Fighting Communist Oppression in the People’s Republic of Poland
Although soon to be extinguished, optimism was in the air in Poland in 1956.
Poland appeared to be on the road to socialism with a human face, following Joseph Stalin’s death in 1953, Władysław Gomułka’s appointment as an apparently more reformist head of the communist ruling Party (the Central Committee of the Polish United Workers’ Party a.k.a. KC PZPR), and having avoided the assault of the Soviet Army (suffered by brave Hungary).
The demonstration of workers’ power on the streets of Poznań – in the so-called Polish October (or Polish Thaw of 1956) – started a sequence of calendar events, marking the growth of opposition to Party-state power. March of 1968 witnessed the disgraceful brutal beatings of demonstrating students, and later the expulsion of fifteen thousand – largely Jewish – citizens from all walks of life, amongst them 500 academics. The Prague Spring of 1968 also provided a salutary lesson – again of what could happen if matters slipped out of Party control. Thus December 1970 once again saw the explosion of workers’ anger – ostensibly because of meat price rises – a straw that broke the camel’s back of growing widespread discontent within society. Bloody suppression followed without the ‘fraternal assistance’ of comrades from the east – a constant concern for both workers and indeed the party itself, who preferred to use it as a background threat. A re-shuffling of Party seats saw Edward Gierek, the country’s leader between 1970 and 1980, offer a renewed vision of socialist consumption – cars, homes, electronic goods. The propaganda of success was punctured in June 1976 – again following food price rises – which saw the so-called ‘paths to health’ in which striking workers were brutally beaten by the police with batons as they ran between their ranks. The subsequent attempts at extracting justice saw the coming together of workers and intellectuals in the founding of KOR –The Committee for the Defense of Workers in September 1976 – and other support organisations. The most significant of the latter was the foundation of the Free Trade Union Movement based in Gdańsk in 1978; Gdańsk being where the December 1970 workers’ strikes and their quelling by army and police had taken place, and where Lech Wałęsa had first appeared on the scene, and with the Free Trade Union Movement it now took on its own momentum. Its publication Robotnik, which was critical in providing information to workers about strike action in other factories, drew on Józef Pilsudski’s journal-title of nearly a hundred years earlier. Without a doubt, the election of the Polish Pope Jan Pawel II (John Paul II) in 1978, and his visit to Poland a year later, provided the moral and political impetus to subsequent events. The threat of workers’ power now stalked the corridors of Party-state power. August 1980 was to be the pivotal point of the events foreshadowed by 1956 and delayed until 1989.
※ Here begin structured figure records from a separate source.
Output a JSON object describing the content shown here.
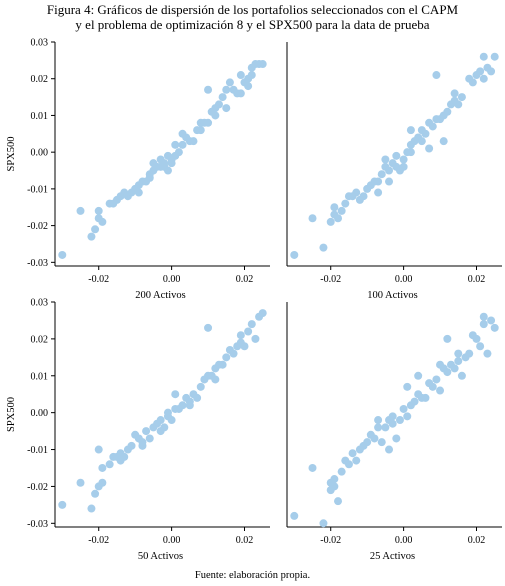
{
  "caption": {
    "line1": "Figura 4: Gráficos de dispersión de los portafolios seleccionados con el",
    "line1_sc": "CAPM",
    "line2_pre": "y el problema de optimización 8 y el",
    "line2_sc": "SPX",
    "line2_post": "500 para la data de prueba"
  },
  "source": "Fuente: elaboración propia.",
  "colors": {
    "point": "#a6cdea",
    "axis": "#000000"
  },
  "chart_data": [
    {
      "type": "scatter",
      "xlabel": "200 Activos",
      "ylabel": "SPX500",
      "xlim": [
        -0.032,
        0.027
      ],
      "ylim": [
        -0.031,
        0.03
      ],
      "xticks": [
        "-0.02",
        "0.00",
        "0.02"
      ],
      "yticks": [
        "0.03",
        "0.02",
        "0.01",
        "0.00",
        "-0.01",
        "-0.02",
        "-0.03"
      ],
      "points": [
        [
          -0.03,
          -0.028
        ],
        [
          -0.025,
          -0.016
        ],
        [
          -0.022,
          -0.023
        ],
        [
          -0.021,
          -0.021
        ],
        [
          -0.02,
          -0.018
        ],
        [
          -0.02,
          -0.016
        ],
        [
          -0.019,
          -0.019
        ],
        [
          -0.017,
          -0.014
        ],
        [
          -0.016,
          -0.014
        ],
        [
          -0.015,
          -0.013
        ],
        [
          -0.014,
          -0.012
        ],
        [
          -0.013,
          -0.011
        ],
        [
          -0.012,
          -0.012
        ],
        [
          -0.011,
          -0.011
        ],
        [
          -0.01,
          -0.01
        ],
        [
          -0.009,
          -0.011
        ],
        [
          -0.008,
          -0.008
        ],
        [
          -0.007,
          -0.008
        ],
        [
          -0.006,
          -0.007
        ],
        [
          -0.006,
          -0.006
        ],
        [
          -0.005,
          -0.003
        ],
        [
          -0.005,
          -0.005
        ],
        [
          -0.004,
          -0.004
        ],
        [
          -0.003,
          -0.004
        ],
        [
          -0.003,
          -0.002
        ],
        [
          -0.002,
          -0.004
        ],
        [
          -0.002,
          -0.003
        ],
        [
          -0.001,
          -0.005
        ],
        [
          -0.001,
          -0.001
        ],
        [
          0.0,
          -0.003
        ],
        [
          0.0,
          -0.002
        ],
        [
          0.001,
          -0.001
        ],
        [
          0.001,
          0.002
        ],
        [
          0.002,
          0.0
        ],
        [
          0.003,
          0.005
        ],
        [
          0.003,
          0.002
        ],
        [
          0.004,
          0.004
        ],
        [
          0.005,
          0.003
        ],
        [
          0.006,
          0.003
        ],
        [
          0.007,
          0.006
        ],
        [
          0.008,
          0.006
        ],
        [
          0.008,
          0.008
        ],
        [
          0.009,
          0.008
        ],
        [
          0.01,
          0.008
        ],
        [
          0.01,
          0.017
        ],
        [
          0.011,
          0.011
        ],
        [
          0.012,
          0.01
        ],
        [
          0.012,
          0.012
        ],
        [
          0.013,
          0.013
        ],
        [
          0.014,
          0.015
        ],
        [
          0.015,
          0.017
        ],
        [
          0.015,
          0.012
        ],
        [
          0.016,
          0.019
        ],
        [
          0.017,
          0.017
        ],
        [
          0.018,
          0.016
        ],
        [
          0.019,
          0.016
        ],
        [
          0.02,
          0.019
        ],
        [
          0.021,
          0.018
        ],
        [
          0.021,
          0.02
        ],
        [
          0.022,
          0.021
        ],
        [
          0.022,
          0.023
        ],
        [
          0.023,
          0.024
        ],
        [
          0.024,
          0.024
        ],
        [
          0.025,
          0.024
        ],
        [
          0.019,
          0.021
        ],
        [
          -0.009,
          -0.009
        ]
      ]
    },
    {
      "type": "scatter",
      "xlabel": "100 Activos",
      "ylabel": "",
      "xlim": [
        -0.032,
        0.027
      ],
      "ylim": [
        -0.031,
        0.03
      ],
      "xticks": [
        "-0.02",
        "0.00",
        "0.02"
      ],
      "yticks": [],
      "points": [
        [
          -0.03,
          -0.028
        ],
        [
          -0.025,
          -0.018
        ],
        [
          -0.022,
          -0.026
        ],
        [
          -0.02,
          -0.019
        ],
        [
          -0.019,
          -0.017
        ],
        [
          -0.019,
          -0.015
        ],
        [
          -0.018,
          -0.018
        ],
        [
          -0.017,
          -0.016
        ],
        [
          -0.016,
          -0.014
        ],
        [
          -0.015,
          -0.012
        ],
        [
          -0.014,
          -0.012
        ],
        [
          -0.013,
          -0.011
        ],
        [
          -0.012,
          -0.013
        ],
        [
          -0.011,
          -0.012
        ],
        [
          -0.01,
          -0.01
        ],
        [
          -0.009,
          -0.009
        ],
        [
          -0.008,
          -0.008
        ],
        [
          -0.007,
          -0.008
        ],
        [
          -0.006,
          -0.006
        ],
        [
          -0.005,
          -0.004
        ],
        [
          -0.005,
          -0.002
        ],
        [
          -0.004,
          -0.005
        ],
        [
          -0.003,
          -0.003
        ],
        [
          -0.002,
          -0.004
        ],
        [
          -0.002,
          -0.001
        ],
        [
          -0.001,
          -0.005
        ],
        [
          0.0,
          -0.002
        ],
        [
          0.0,
          -0.004
        ],
        [
          0.001,
          0.0
        ],
        [
          0.002,
          0.002
        ],
        [
          0.002,
          0.006
        ],
        [
          0.003,
          0.003
        ],
        [
          0.004,
          0.004
        ],
        [
          0.005,
          0.003
        ],
        [
          0.005,
          0.006
        ],
        [
          0.006,
          0.005
        ],
        [
          0.007,
          0.008
        ],
        [
          0.008,
          0.007
        ],
        [
          0.009,
          0.009
        ],
        [
          0.01,
          0.009
        ],
        [
          0.009,
          0.021
        ],
        [
          0.011,
          0.01
        ],
        [
          0.012,
          0.011
        ],
        [
          0.013,
          0.013
        ],
        [
          0.014,
          0.016
        ],
        [
          0.014,
          0.014
        ],
        [
          0.015,
          0.013
        ],
        [
          0.016,
          0.015
        ],
        [
          0.018,
          0.02
        ],
        [
          0.019,
          0.019
        ],
        [
          0.02,
          0.021
        ],
        [
          0.021,
          0.022
        ],
        [
          0.022,
          0.026
        ],
        [
          0.022,
          0.02
        ],
        [
          0.023,
          0.023
        ],
        [
          0.024,
          0.022
        ],
        [
          0.025,
          0.026
        ],
        [
          0.011,
          0.003
        ],
        [
          -0.007,
          -0.011
        ],
        [
          -0.004,
          -0.008
        ],
        [
          0.007,
          0.001
        ],
        [
          0.002,
          0.0
        ]
      ]
    },
    {
      "type": "scatter",
      "xlabel": "50 Activos",
      "ylabel": "SPX500",
      "xlim": [
        -0.032,
        0.027
      ],
      "ylim": [
        -0.031,
        0.03
      ],
      "xticks": [
        "-0.02",
        "0.00",
        "0.02"
      ],
      "yticks": [
        "0.03",
        "0.02",
        "0.01",
        "0.00",
        "-0.01",
        "-0.02",
        "-0.03"
      ],
      "points": [
        [
          -0.03,
          -0.025
        ],
        [
          -0.025,
          -0.019
        ],
        [
          -0.022,
          -0.026
        ],
        [
          -0.021,
          -0.022
        ],
        [
          -0.02,
          -0.02
        ],
        [
          -0.02,
          -0.01
        ],
        [
          -0.019,
          -0.015
        ],
        [
          -0.019,
          -0.019
        ],
        [
          -0.017,
          -0.014
        ],
        [
          -0.016,
          -0.012
        ],
        [
          -0.015,
          -0.012
        ],
        [
          -0.014,
          -0.011
        ],
        [
          -0.013,
          -0.012
        ],
        [
          -0.012,
          -0.01
        ],
        [
          -0.011,
          -0.009
        ],
        [
          -0.01,
          -0.006
        ],
        [
          -0.009,
          -0.007
        ],
        [
          -0.008,
          -0.008
        ],
        [
          -0.007,
          -0.005
        ],
        [
          -0.006,
          -0.007
        ],
        [
          -0.005,
          -0.004
        ],
        [
          -0.004,
          -0.003
        ],
        [
          -0.003,
          -0.005
        ],
        [
          -0.003,
          -0.002
        ],
        [
          -0.002,
          -0.004
        ],
        [
          -0.001,
          -0.001
        ],
        [
          -0.001,
          0.0
        ],
        [
          0.0,
          -0.002
        ],
        [
          0.001,
          0.001
        ],
        [
          0.001,
          0.005
        ],
        [
          0.002,
          0.001
        ],
        [
          0.003,
          0.002
        ],
        [
          0.004,
          0.004
        ],
        [
          0.005,
          0.003
        ],
        [
          0.006,
          0.005
        ],
        [
          0.007,
          0.004
        ],
        [
          0.008,
          0.007
        ],
        [
          0.009,
          0.009
        ],
        [
          0.01,
          0.01
        ],
        [
          0.01,
          0.023
        ],
        [
          0.011,
          0.01
        ],
        [
          0.012,
          0.012
        ],
        [
          0.013,
          0.013
        ],
        [
          0.014,
          0.013
        ],
        [
          0.015,
          0.015
        ],
        [
          0.016,
          0.017
        ],
        [
          0.017,
          0.016
        ],
        [
          0.018,
          0.018
        ],
        [
          0.019,
          0.019
        ],
        [
          0.02,
          0.018
        ],
        [
          0.021,
          0.022
        ],
        [
          0.022,
          0.024
        ],
        [
          0.023,
          0.02
        ],
        [
          0.024,
          0.026
        ],
        [
          0.025,
          0.027
        ],
        [
          -0.014,
          -0.013
        ],
        [
          -0.008,
          -0.009
        ],
        [
          0.005,
          0.002
        ],
        [
          0.012,
          0.009
        ],
        [
          0.019,
          0.021
        ]
      ]
    },
    {
      "type": "scatter",
      "xlabel": "25 Activos",
      "ylabel": "",
      "xlim": [
        -0.032,
        0.027
      ],
      "ylim": [
        -0.031,
        0.03
      ],
      "xticks": [
        "-0.02",
        "0.00",
        "0.02"
      ],
      "yticks": [],
      "points": [
        [
          -0.03,
          -0.028
        ],
        [
          -0.025,
          -0.015
        ],
        [
          -0.022,
          -0.03
        ],
        [
          -0.02,
          -0.019
        ],
        [
          -0.02,
          -0.021
        ],
        [
          -0.019,
          -0.018
        ],
        [
          -0.019,
          -0.02
        ],
        [
          -0.018,
          -0.024
        ],
        [
          -0.017,
          -0.016
        ],
        [
          -0.016,
          -0.013
        ],
        [
          -0.015,
          -0.014
        ],
        [
          -0.014,
          -0.011
        ],
        [
          -0.013,
          -0.013
        ],
        [
          -0.012,
          -0.01
        ],
        [
          -0.011,
          -0.009
        ],
        [
          -0.01,
          -0.008
        ],
        [
          -0.009,
          -0.006
        ],
        [
          -0.008,
          -0.007
        ],
        [
          -0.007,
          -0.004
        ],
        [
          -0.006,
          -0.008
        ],
        [
          -0.005,
          -0.004
        ],
        [
          -0.004,
          -0.002
        ],
        [
          -0.003,
          -0.003
        ],
        [
          -0.003,
          -0.001
        ],
        [
          -0.002,
          -0.007
        ],
        [
          -0.001,
          -0.002
        ],
        [
          0.0,
          0.001
        ],
        [
          0.001,
          -0.001
        ],
        [
          0.001,
          0.007
        ],
        [
          0.002,
          0.002
        ],
        [
          0.003,
          0.003
        ],
        [
          0.004,
          0.005
        ],
        [
          0.005,
          0.004
        ],
        [
          0.006,
          0.004
        ],
        [
          0.007,
          0.008
        ],
        [
          0.008,
          0.007
        ],
        [
          0.009,
          0.009
        ],
        [
          0.01,
          0.013
        ],
        [
          0.011,
          0.012
        ],
        [
          0.012,
          0.011
        ],
        [
          0.012,
          0.02
        ],
        [
          0.013,
          0.013
        ],
        [
          0.014,
          0.012
        ],
        [
          0.015,
          0.014
        ],
        [
          0.016,
          0.01
        ],
        [
          0.017,
          0.015
        ],
        [
          0.018,
          0.016
        ],
        [
          0.019,
          0.021
        ],
        [
          0.02,
          0.02
        ],
        [
          0.021,
          0.018
        ],
        [
          0.022,
          0.024
        ],
        [
          0.022,
          0.026
        ],
        [
          0.023,
          0.016
        ],
        [
          0.024,
          0.025
        ],
        [
          0.025,
          0.023
        ],
        [
          0.004,
          0.01
        ],
        [
          -0.004,
          -0.01
        ],
        [
          0.01,
          0.006
        ],
        [
          0.015,
          0.016
        ],
        [
          -0.007,
          -0.002
        ]
      ]
    }
  ]
}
Travel to the UK (as well as to Poland) during this period was sporadic. However, those visitors who managed to travel were loaded with literary materials from émigré sources to take home, ably mustered by the Polish Library in London, for example. Radio Free Europe and the BBC World Service provided a running commentary while every now and then a dramatisation of Polish matters might appear in the British mass media and Polish films retained their popularity. Most importantly, the natural turnover of generations saw the appearance of an émigré community who, while paying due respect to their forebears’ legacy, were now British Poles in the main and more concerned by developments in contemporary Poland. Bilingualism of a kind and hybrid identity was the order of the day; although their practice of Polishness was seen as somewhat ersatz by the purists, it was no less real and meaningful to them for all that. Visiting Poland provided an emotional charge which sustained the everyday life of the Polish émigré community in Britain (which calls itself ‘Polonia’).